As I mentioned in the README, I think the main use of the library is either prototyping, or internal tools for your own (or your team's) use.
Does not require a web server (uses JS-to-native bindings instead), which might be a benefit.
The next version is currently in RC1 and brings support for in-UI validation/error messages, better layout customization, new widget types, and more!
I'm trying to recruit a few more people to test the current release branch :)
The whole thing is currently powered by plain ol' json. The next step on my list is (optionally) shipping an executable that any language can feed the appropriate JSON to in order to get their GUI side for 'free'.
It's a declarative way to do simple Tk GUIs. Also, Tk does not have to look like 1997, it's themable and it can also use the native widget library on Windows and OS X.
The example layout here  may be functional, and rendered by the platform, but it does not look “native” because the text areas are shoved right up against each other.
I should probably take a look at it again if it can now do native components. I'm really sick of these bloated new desktop frameworks like Electron.
Any ideas for other ways designers can help improve/influence the UX of “native” toolkits?
It seems like native UI development (especially for PC or Linux embedded device displays) is stuck years behind the simplicity of layout for the web. And I’m not aware of anyone but Apple doing constraint-based layout (as with Interface Builder). With platforms like Raspberry Pi and BeagleBone increasing the accessibility of embedded Linux design it seems like there’s a need for designer-friendly UI toolkits that don’t require tons of dependencies or the complexity of running a web stack to render a UI, but do require responsiveness across devices and operating systems.
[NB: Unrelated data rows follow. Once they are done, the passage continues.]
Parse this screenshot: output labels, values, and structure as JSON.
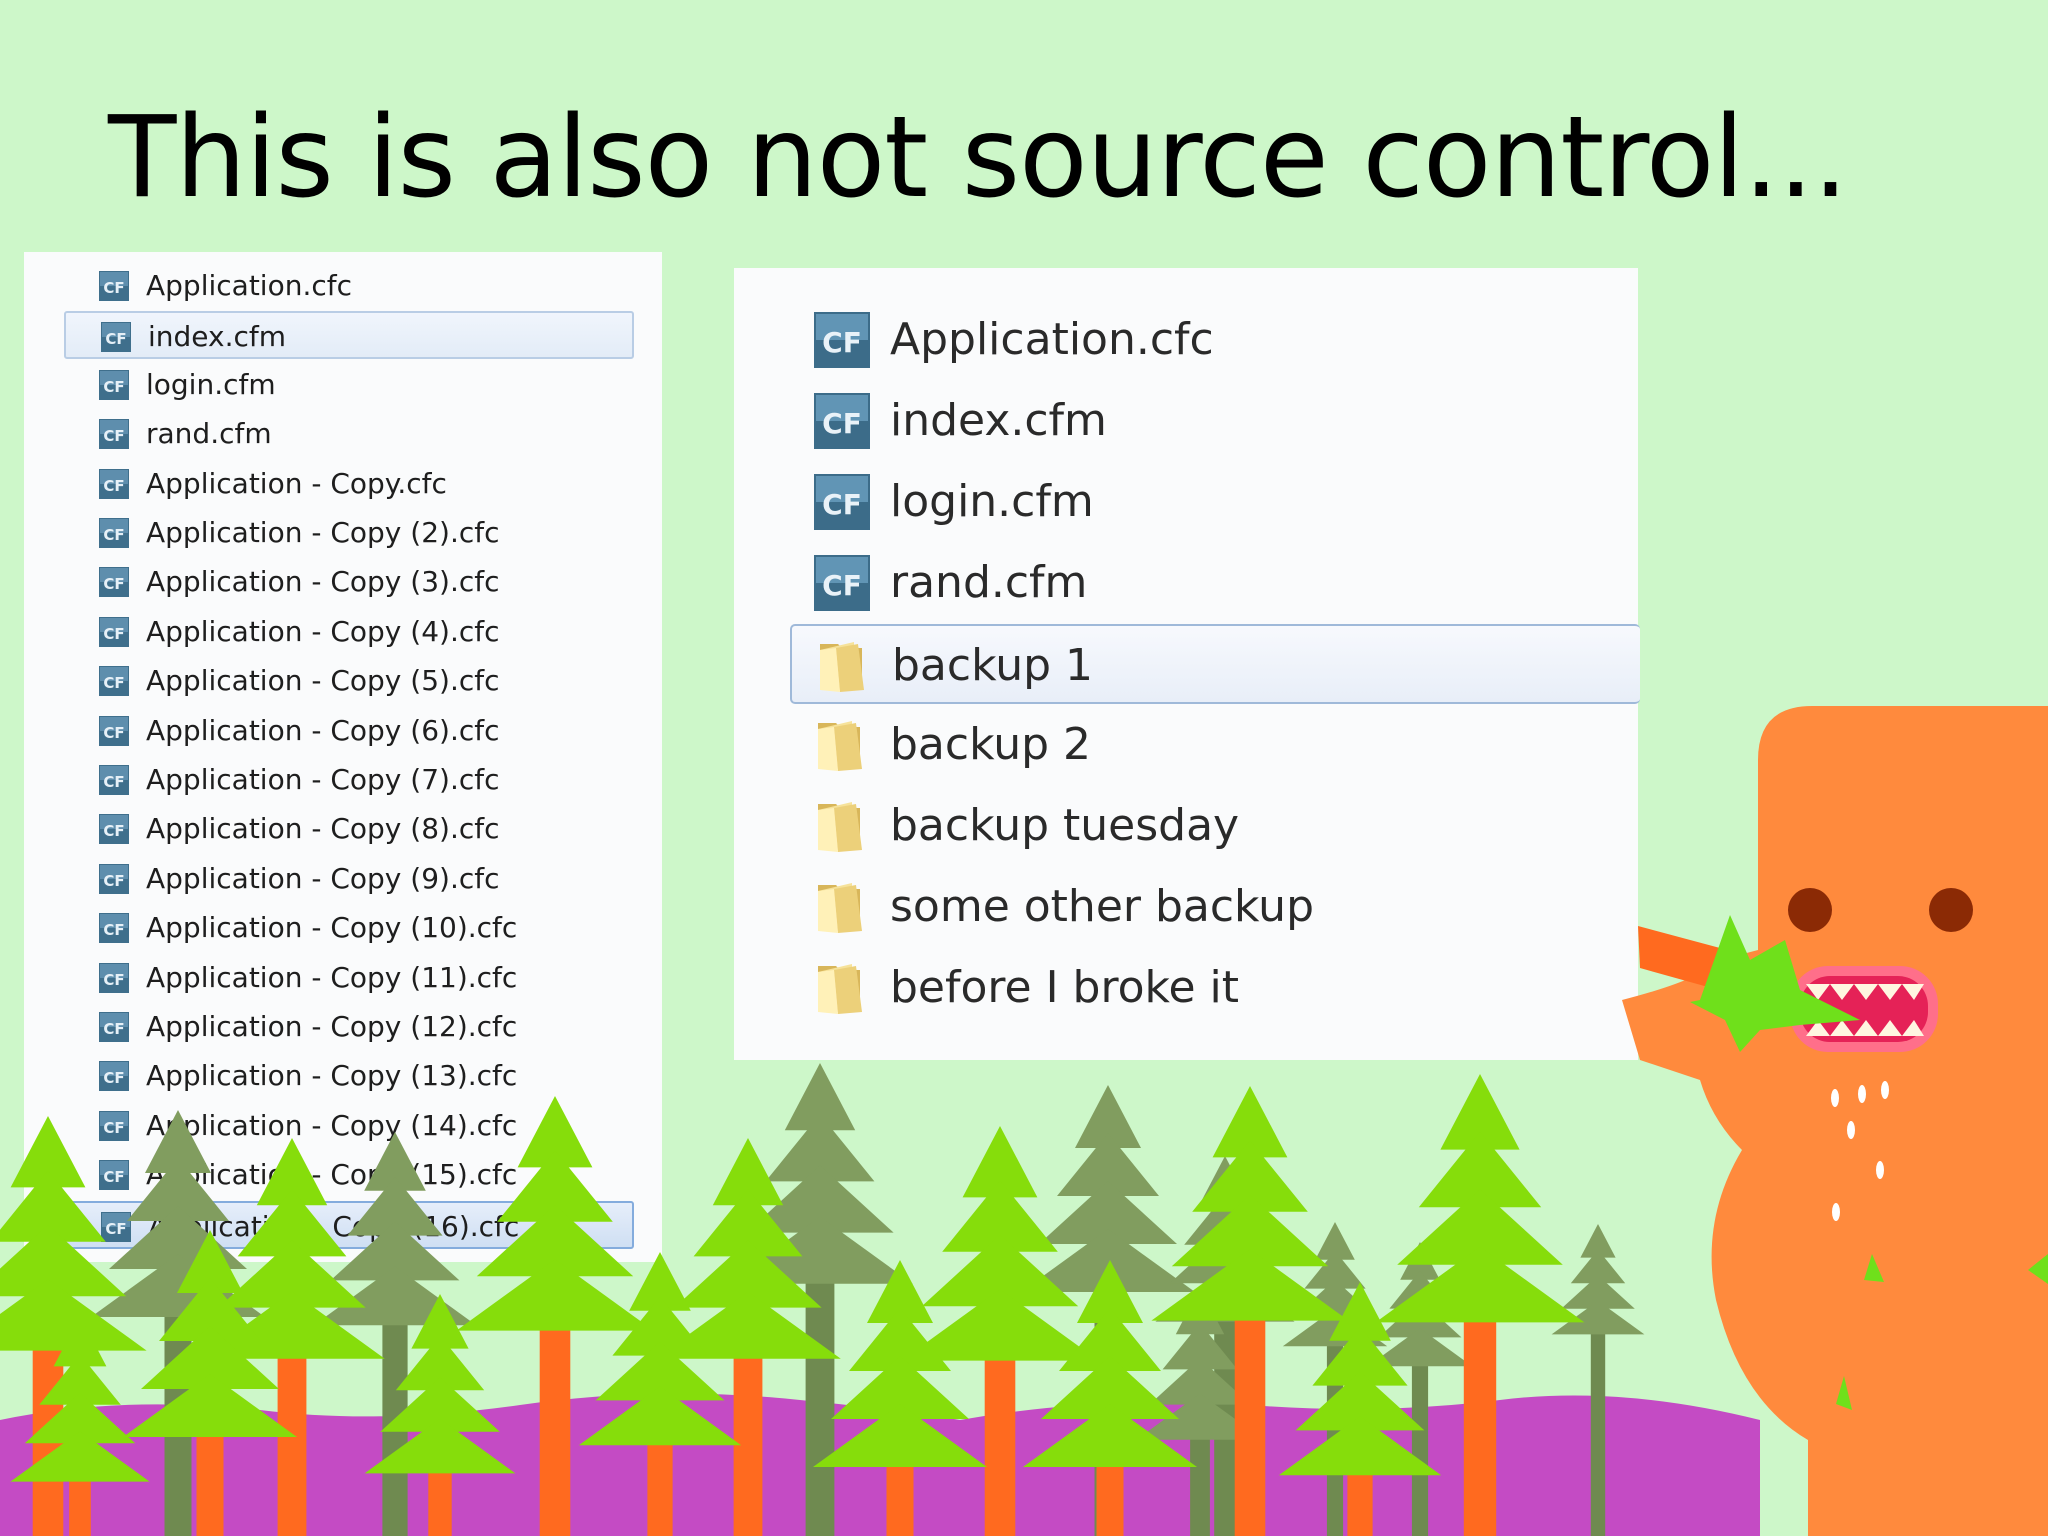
{
  "slide": {
    "title": "This is also not source control..."
  },
  "left_list": {
    "files": [
      "Application.cfc",
      "index.cfm",
      "login.cfm",
      "rand.cfm",
      "Application - Copy.cfc",
      "Application - Copy (2).cfc",
      "Application - Copy (3).cfc",
      "Application - Copy (4).cfc",
      "Application - Copy (5).cfc",
      "Application - Copy (6).cfc",
      "Application - Copy (7).cfc",
      "Application - Copy (8).cfc",
      "Application - Copy (9).cfc",
      "Application - Copy (10).cfc",
      "Application - Copy (11).cfc",
      "Application - Copy (12).cfc",
      "Application - Copy (13).cfc",
      "Application - Copy (14).cfc",
      "Application - Copy (15).cfc",
      "Application - Copy (16).cfc"
    ],
    "icon": "coldfusion-file-icon",
    "icon_text": "CF"
  },
  "right_list": {
    "items": [
      {
        "name": "Application.cfc",
        "icon": "coldfusion-file-icon"
      },
      {
        "name": "index.cfm",
        "icon": "coldfusion-file-icon"
      },
      {
        "name": "login.cfm",
        "icon": "coldfusion-file-icon"
      },
      {
        "name": "rand.cfm",
        "icon": "coldfusion-file-icon"
      },
      {
        "name": "backup 1",
        "icon": "folder-icon"
      },
      {
        "name": "backup 2",
        "icon": "folder-icon"
      },
      {
        "name": "backup tuesday",
        "icon": "folder-icon"
      },
      {
        "name": "some other backup",
        "icon": "folder-icon"
      },
      {
        "name": "before I broke it",
        "icon": "folder-icon"
      }
    ]
  },
  "colors": {
    "background": "#cdf7c9",
    "monster": "#ff8a3d",
    "hills": "#c44bc4",
    "tree_bright": "#86dd0b",
    "tree_olive": "#819d5f",
    "trunk": "#ff6a1f"
  }
}
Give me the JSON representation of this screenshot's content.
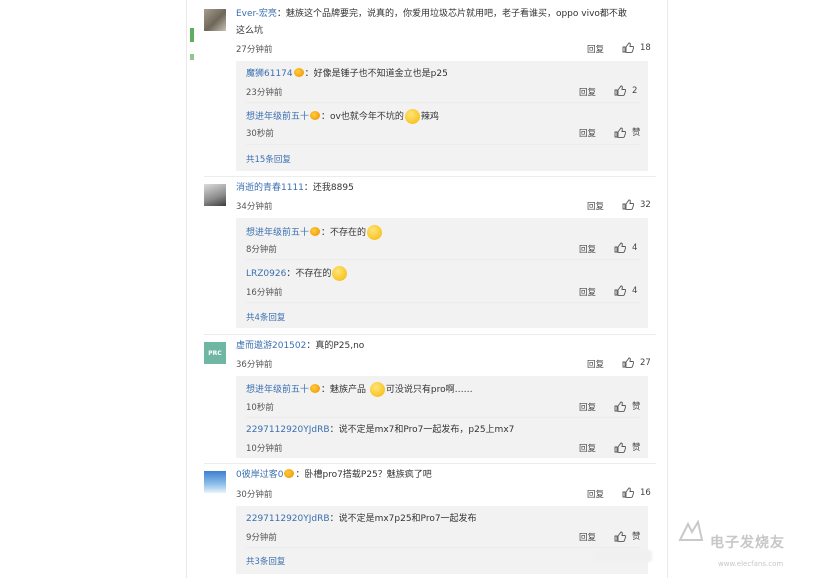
{
  "comments": [
    {
      "user": "Ever-宏亮",
      "text_line1": "：魅族这个品牌要完，说真的，你爱用垃圾芯片就用吧，老子看谁买，oppo vivo都不敢",
      "text_line2": "这么坑",
      "time": "27分钟前",
      "reply_label": "回复",
      "likes": "18",
      "replies": [
        {
          "user": "魔狮61174",
          "text": "：好像是锤子也不知道金立也是p25",
          "time": "23分钟前",
          "reply_label": "回复",
          "likes": "2"
        },
        {
          "user": "想进年级前五十",
          "text": "：ov也就今年不坑的",
          "emoji_text": "辣鸡",
          "time": "30秒前",
          "reply_label": "回复",
          "likes": "赞"
        }
      ],
      "more": "共15条回复"
    },
    {
      "user": "消逝的青春1111",
      "text_line1": "：还我8895",
      "time": "34分钟前",
      "reply_label": "回复",
      "likes": "32",
      "replies": [
        {
          "user": "想进年级前五十",
          "text": "：不存在的",
          "time": "8分钟前",
          "reply_label": "回复",
          "likes": "4"
        },
        {
          "user": "LRZ0926",
          "text": "：不存在的",
          "time": "16分钟前",
          "reply_label": "回复",
          "likes": "4"
        }
      ],
      "more": "共4条回复"
    },
    {
      "user": "虚而遨游201502",
      "text_line1": "：真的P25,no",
      "time": "36分钟前",
      "reply_label": "回复",
      "likes": "27",
      "avatar_text": "PRC",
      "replies": [
        {
          "user": "想进年级前五十",
          "text": "：魅族产品",
          "text_after": "可没说只有pro啊……",
          "time": "10秒前",
          "reply_label": "回复",
          "likes": "赞"
        },
        {
          "user": "2297112920YJdRB",
          "text": "：说不定是mx7和Pro7一起发布，p25上mx7",
          "time": "10分钟前",
          "reply_label": "回复",
          "likes": "赞"
        }
      ]
    },
    {
      "user": "0彼岸过客0",
      "text_line1": "：卧槽pro7搭载P25？魅族疯了吧",
      "time": "30分钟前",
      "reply_label": "回复",
      "likes": "16",
      "replies": [
        {
          "user": "2297112920YJdRB",
          "text": "：说不定是mx7p25和Pro7一起发布",
          "time": "9分钟前",
          "reply_label": "回复",
          "likes": "赞"
        }
      ],
      "more": "共3条回复"
    }
  ],
  "watermark": {
    "title": "电子发烧友",
    "sub": "www.elecfans.com"
  },
  "icons": {
    "like": "thumbs-up-icon",
    "badge": "member-badge-icon",
    "emoji": "emoji-face-icon"
  }
}
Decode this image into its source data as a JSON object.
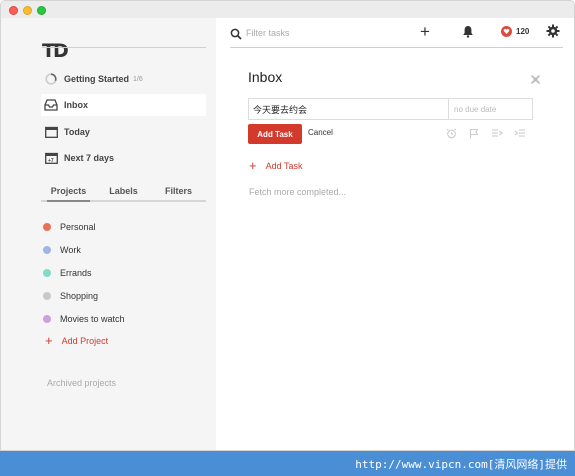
{
  "app": {
    "logo": "TD"
  },
  "sidebar": {
    "nav": [
      {
        "label": "Getting Started",
        "count": "1/6",
        "icon": "progress-ring-icon"
      },
      {
        "label": "Inbox",
        "icon": "inbox-icon"
      },
      {
        "label": "Today",
        "icon": "calendar-icon"
      },
      {
        "label": "Next 7 days",
        "icon": "calendar-week-icon",
        "badge": "+7"
      }
    ],
    "tabs": [
      "Projects",
      "Labels",
      "Filters"
    ],
    "projects": [
      {
        "label": "Personal",
        "color": "#e8735a"
      },
      {
        "label": "Work",
        "color": "#9db7e2"
      },
      {
        "label": "Errands",
        "color": "#7fdcc7"
      },
      {
        "label": "Shopping",
        "color": "#c8c8c8"
      },
      {
        "label": "Movies to watch",
        "color": "#d39be0"
      }
    ],
    "add_project": "Add Project",
    "archived": "Archived projects"
  },
  "topbar": {
    "search_placeholder": "Filter tasks",
    "karma": "120"
  },
  "main": {
    "title": "Inbox",
    "task_value": "今天要去约会",
    "due_placeholder": "no due date",
    "add_task_button": "Add Task",
    "cancel": "Cancel",
    "add_task_link": "Add Task",
    "fetch_more": "Fetch more completed..."
  },
  "footer": {
    "watermark": "http://www.vipcn.com[清风网络]提供"
  },
  "colors": {
    "accent": "#d33a2c",
    "footer": "#4a8fd6"
  }
}
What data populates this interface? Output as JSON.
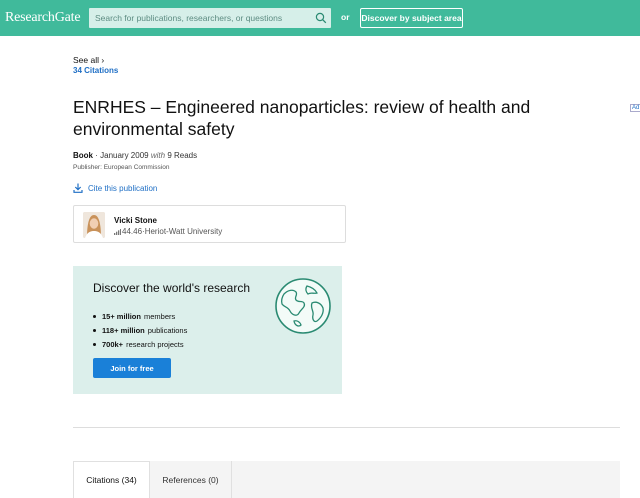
{
  "header": {
    "logo": "ResearchGate",
    "search_placeholder": "Search for publications, researchers, or questions",
    "or_label": "or",
    "discover_label": "Discover by subject area"
  },
  "citations_nav": {
    "see_all": "See all ›",
    "count": "34 Citations"
  },
  "publication": {
    "title": "ENRHES – Engineered nanoparticles: review of health and environmental safety",
    "type": "Book",
    "date": "January 2009",
    "with_label": "with",
    "reads": "9 Reads",
    "publisher": "Publisher: European Commission",
    "cite_label": "Cite this publication"
  },
  "author": {
    "name": "Vicki Stone",
    "score": "44.46",
    "affiliation": "Heriot-Watt University"
  },
  "discover_panel": {
    "title": "Discover the world's research",
    "items": [
      {
        "bold": "15+ million",
        "rest": "members"
      },
      {
        "bold": "118+ million",
        "rest": "publications"
      },
      {
        "bold": "700k+",
        "rest": "research projects"
      }
    ],
    "join_label": "Join for free"
  },
  "tabs": [
    {
      "label": "Citations (34)"
    },
    {
      "label": "References (0)"
    }
  ],
  "ad_label": "Ad",
  "colors": {
    "brand": "#40ba9b",
    "link": "#1f6fc5",
    "button": "#1a80d8",
    "panel_bg": "#dcefeb"
  }
}
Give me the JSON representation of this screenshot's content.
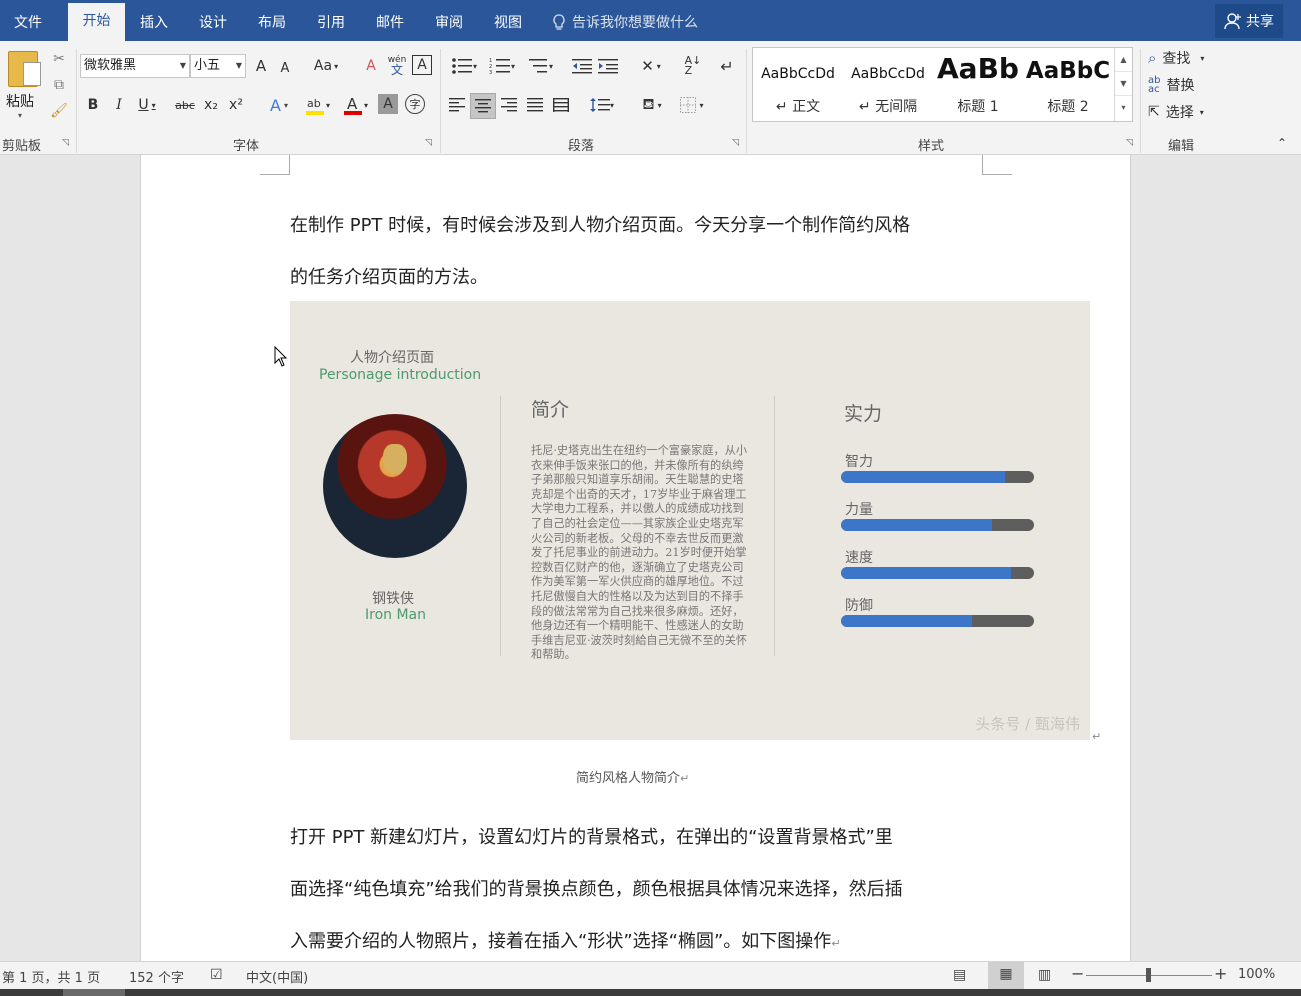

Lot of questions because I'd like to see more Python use in front-end/electron type of projects.
> [Asyncio] provides infrastructure for writing single-threaded concurrent code using coroutines, multiplexing I/O access over sockets and other resources, running network clients and servers, and other related primitives.
It does not let you write endpoints.
It does not let you make UIs.
All asyncio does it to let you run python code asynchronously.